Elections Code section 21 asserts:

“ ‘Primary election’ includes all primary nominating elections provided for by this code.”  (Emphasis added.)

As noted, section 11703 states:

“Official organizations of the (name) Party are prohibited by law from endorsing candidates in primary elections.”  (Our emphasis.)

The impetus for such statutes is well described by People v. Crutcher, 262 Cal.App.2d 750, 752–753, 68 Cal.Rptr. 904, as follows:  “The limitation upon the official political body [to make endorsements of party candidates] is to provide equal and unhampered opportunity for an individual candidate to seek nomination at the primary for a political office as representative of that candidate's political party.   The influence of the official political body may not be used for or against any party member.   The primary is to seek, fairly, the party representative to contest for that office against such other persons another political party may likewise provide as a candidate seeking the office.”   Such a rationale will reasonably apply to all primary elections.

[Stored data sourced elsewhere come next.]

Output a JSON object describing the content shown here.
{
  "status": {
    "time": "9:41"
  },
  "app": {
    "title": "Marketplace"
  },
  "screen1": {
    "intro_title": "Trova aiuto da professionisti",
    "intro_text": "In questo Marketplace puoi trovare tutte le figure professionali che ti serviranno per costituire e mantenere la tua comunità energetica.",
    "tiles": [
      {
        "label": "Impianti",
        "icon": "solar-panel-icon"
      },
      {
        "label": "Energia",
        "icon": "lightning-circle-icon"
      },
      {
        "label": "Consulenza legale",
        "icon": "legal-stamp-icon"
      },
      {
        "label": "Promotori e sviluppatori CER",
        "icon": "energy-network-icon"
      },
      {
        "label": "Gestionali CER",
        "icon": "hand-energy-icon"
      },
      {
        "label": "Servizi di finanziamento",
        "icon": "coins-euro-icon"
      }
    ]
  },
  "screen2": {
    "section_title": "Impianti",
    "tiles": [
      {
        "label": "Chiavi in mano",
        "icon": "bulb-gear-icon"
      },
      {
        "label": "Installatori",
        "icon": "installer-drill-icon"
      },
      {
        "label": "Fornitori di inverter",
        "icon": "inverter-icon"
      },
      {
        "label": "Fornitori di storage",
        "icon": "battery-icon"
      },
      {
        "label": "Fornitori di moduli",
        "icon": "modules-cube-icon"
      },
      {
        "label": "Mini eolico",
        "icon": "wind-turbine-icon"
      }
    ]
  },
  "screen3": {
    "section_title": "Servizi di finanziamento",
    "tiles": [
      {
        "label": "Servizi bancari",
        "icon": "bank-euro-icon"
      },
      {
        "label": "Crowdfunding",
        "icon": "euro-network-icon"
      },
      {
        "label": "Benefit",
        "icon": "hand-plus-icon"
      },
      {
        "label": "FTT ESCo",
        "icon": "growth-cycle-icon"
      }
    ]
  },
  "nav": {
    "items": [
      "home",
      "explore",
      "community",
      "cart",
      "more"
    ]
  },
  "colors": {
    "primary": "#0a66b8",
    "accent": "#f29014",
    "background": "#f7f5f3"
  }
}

 We have considered the county central committee's argument that plaintiff Spinosa's grievance now being “moot” and “only of academic importance,” his appeal should be dismissed.   It is concluded, however, that the question involved is of public importance, and likely to recur.  “It is now established law that where ․ issues on appeal affect the general public interest and the future rights of the parties, and there is reasonable probability that the same questions will again be litigated and appealed, an appellate court may, although the appeal be subject to dismissal, nevertheless adjudicate the issues involved.”  (People v. West Coast Shows, Inc., 10 Cal.App.3d 462, 468, 89 Cal.Rptr. 290;  and see Unger v. Superior Court, 102 Cal.App.3d 681, 688, 162 Cal.Rptr. 611.)

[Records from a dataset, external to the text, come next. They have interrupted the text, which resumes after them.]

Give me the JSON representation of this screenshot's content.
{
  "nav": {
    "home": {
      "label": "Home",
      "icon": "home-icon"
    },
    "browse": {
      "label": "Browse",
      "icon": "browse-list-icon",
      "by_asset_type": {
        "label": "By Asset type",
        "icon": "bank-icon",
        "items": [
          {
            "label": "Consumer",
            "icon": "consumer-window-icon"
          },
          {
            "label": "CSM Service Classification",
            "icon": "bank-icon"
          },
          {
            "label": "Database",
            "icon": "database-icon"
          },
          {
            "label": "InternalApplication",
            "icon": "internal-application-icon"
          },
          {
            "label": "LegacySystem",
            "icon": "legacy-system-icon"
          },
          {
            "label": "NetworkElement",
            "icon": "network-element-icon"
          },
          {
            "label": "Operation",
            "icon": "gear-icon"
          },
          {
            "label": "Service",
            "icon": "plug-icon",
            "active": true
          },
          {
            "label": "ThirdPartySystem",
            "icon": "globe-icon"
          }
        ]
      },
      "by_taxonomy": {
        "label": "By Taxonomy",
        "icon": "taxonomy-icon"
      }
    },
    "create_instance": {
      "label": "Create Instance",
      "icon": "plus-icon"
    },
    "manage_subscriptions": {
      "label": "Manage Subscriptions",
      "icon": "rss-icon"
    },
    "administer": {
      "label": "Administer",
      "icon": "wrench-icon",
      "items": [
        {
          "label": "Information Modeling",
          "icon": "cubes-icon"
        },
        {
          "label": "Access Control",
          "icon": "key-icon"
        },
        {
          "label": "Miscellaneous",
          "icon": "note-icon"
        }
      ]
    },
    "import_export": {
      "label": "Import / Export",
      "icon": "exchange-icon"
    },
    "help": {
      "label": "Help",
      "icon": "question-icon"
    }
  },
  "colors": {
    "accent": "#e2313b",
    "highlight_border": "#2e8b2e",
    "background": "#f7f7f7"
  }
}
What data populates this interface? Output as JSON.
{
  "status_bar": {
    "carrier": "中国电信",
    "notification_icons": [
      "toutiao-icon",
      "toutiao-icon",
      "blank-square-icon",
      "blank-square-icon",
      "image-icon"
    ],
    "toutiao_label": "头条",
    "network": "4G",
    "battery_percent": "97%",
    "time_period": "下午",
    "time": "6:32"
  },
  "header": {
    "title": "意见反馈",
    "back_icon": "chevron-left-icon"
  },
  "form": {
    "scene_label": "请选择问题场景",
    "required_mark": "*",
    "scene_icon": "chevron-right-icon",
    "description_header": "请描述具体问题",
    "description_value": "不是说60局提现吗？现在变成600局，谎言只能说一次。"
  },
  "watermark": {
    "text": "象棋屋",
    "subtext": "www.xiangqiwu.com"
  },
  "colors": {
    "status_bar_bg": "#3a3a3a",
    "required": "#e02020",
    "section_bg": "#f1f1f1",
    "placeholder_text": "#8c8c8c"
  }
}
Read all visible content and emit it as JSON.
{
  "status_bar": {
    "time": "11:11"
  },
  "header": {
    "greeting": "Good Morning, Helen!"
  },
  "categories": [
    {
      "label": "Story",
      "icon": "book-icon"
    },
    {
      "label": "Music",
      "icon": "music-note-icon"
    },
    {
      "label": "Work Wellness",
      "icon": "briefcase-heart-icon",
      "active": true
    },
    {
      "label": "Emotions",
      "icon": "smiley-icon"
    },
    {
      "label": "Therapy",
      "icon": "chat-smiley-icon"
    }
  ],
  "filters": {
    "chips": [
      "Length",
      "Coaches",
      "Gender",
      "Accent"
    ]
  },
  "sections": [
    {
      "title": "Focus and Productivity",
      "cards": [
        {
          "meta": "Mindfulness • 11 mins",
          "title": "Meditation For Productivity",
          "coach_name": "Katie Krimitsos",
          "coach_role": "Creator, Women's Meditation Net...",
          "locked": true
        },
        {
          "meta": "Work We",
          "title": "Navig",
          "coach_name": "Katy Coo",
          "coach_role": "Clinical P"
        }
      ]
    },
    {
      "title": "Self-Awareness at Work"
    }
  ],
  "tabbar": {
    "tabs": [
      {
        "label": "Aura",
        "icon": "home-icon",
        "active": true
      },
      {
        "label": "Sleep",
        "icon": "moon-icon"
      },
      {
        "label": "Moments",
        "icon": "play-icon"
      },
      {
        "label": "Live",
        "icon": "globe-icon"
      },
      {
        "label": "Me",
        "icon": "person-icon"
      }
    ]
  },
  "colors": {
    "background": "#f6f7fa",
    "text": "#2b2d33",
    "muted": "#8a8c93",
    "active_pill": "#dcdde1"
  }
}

 So also have we considered the contention that:  “Reversal would sanction prior restraints prohibited by the First Amendment.”   Similar arguments generally have been rejected by First National Bank of Boston v. Bellotti, 435 U.S. 765, 788–792, 98 S.Ct. 1407, 1422–1424, 55 L.Ed.2d 707;  Buckley v. Valeo, 424 U.S. 1, 90–108, 96 S.Ct. 612, 668–677, 46 L.Ed.2d 659;  Storer v. Brown, 415 U.S. 724, 734–737, 94 S.Ct. 1274, 1281–1282, 39 L.Ed.2d 714;  Unger v. Superior Court, supra, 102 Cal.App.3d 681, 162 Cal.Rptr. 611, passim;  Cal. Democratic Council v. Arnebergh, 233 Cal.App.2d 425, 43 Cal.Rptr. 531, passim.

Nor are we persuaded that “equitable considerations” compel denial of the writ of mandate, which expressly lies to correct any violation of the Elections Code.  (Elec.Code, § 10015.)

For these several reasons we find merit in the appeal of plaintiff Spinosa, and reverse the judgment.

The judgment is reversed.

ELKINGTON, Associate Justice.

RACANELLI, P.J., and NEWSOM, J., concur.